O Colégio Eleitoral designa um conjunto de pessoas que escolhe o presidente dos Estados Unidos da América. Aos membros do Colégio Eleitoral dá-se o nome de Grandes Eleitores e são 538 no total, tantos quanto os membros do Congresso que é a chave de um sistema equilibrado por pesos e contrapesos que coloca 100 senadores e 435 elementos da Câmara dos Representantes à frente dos dois órgãos legislativos do país. A estes 535 nomes juntam-se três delegados do Distrito de Columbia (ou Washington, DC), que não possui membros nas câmaras (ou, pelo menos, em iguais condições aos estados propriamente ditos). Desta feita, chegamos aos 538 Grande Eleitores cujos mandatos estão a ser apurados mediante a contagem do voto popular que está agora a ser feita.
Este sistema tem duas particularidades (tem mais, mas olhemos para as essenciais).
A primeira é que os estados não têm o mesmo número de mandatos ou de "Grandes Eleitores". Depende da dimensão populacional mas depende também da relevância que os "Pais Fundadores", que definiram as regras constitucionais, atribuíram ao facto de estados mais periféricos e menos populacionais serem ouvidos e levados em linha de conta no processo eleitoral.
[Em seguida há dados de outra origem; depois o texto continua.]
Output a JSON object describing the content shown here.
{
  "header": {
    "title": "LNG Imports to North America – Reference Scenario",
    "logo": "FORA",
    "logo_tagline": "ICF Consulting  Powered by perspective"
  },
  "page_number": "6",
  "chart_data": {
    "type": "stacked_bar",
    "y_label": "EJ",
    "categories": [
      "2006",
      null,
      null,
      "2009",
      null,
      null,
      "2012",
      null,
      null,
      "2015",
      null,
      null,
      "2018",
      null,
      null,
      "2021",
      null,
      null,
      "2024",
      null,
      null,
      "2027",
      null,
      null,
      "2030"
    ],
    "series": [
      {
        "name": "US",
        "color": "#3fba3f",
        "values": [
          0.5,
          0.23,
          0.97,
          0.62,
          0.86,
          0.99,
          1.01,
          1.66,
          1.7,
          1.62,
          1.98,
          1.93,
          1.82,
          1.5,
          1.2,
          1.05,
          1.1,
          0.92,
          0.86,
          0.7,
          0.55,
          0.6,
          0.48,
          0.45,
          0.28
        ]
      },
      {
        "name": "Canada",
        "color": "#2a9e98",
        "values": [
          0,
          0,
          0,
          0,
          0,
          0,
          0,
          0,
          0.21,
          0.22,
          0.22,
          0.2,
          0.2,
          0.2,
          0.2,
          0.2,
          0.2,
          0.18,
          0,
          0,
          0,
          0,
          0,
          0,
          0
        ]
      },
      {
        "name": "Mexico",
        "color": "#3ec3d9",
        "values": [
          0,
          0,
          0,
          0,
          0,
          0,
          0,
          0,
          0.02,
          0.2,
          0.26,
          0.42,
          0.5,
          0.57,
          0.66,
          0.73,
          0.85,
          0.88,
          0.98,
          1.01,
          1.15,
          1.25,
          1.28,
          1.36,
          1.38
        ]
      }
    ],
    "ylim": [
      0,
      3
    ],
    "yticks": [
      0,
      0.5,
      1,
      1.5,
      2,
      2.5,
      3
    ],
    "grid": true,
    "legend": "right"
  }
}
A segunda é a máxima de "the winner takes it all", o que significa que o partido que vença num estado levará todos os Grandes Eleitores desse estado consigo (mesmo que a vitória ou a derrota seja decidida por meia dúzia de votos).
É preciso paciência. Todos os votos contam, mesmo que num sistema com regras diferentes das que estamos habituados.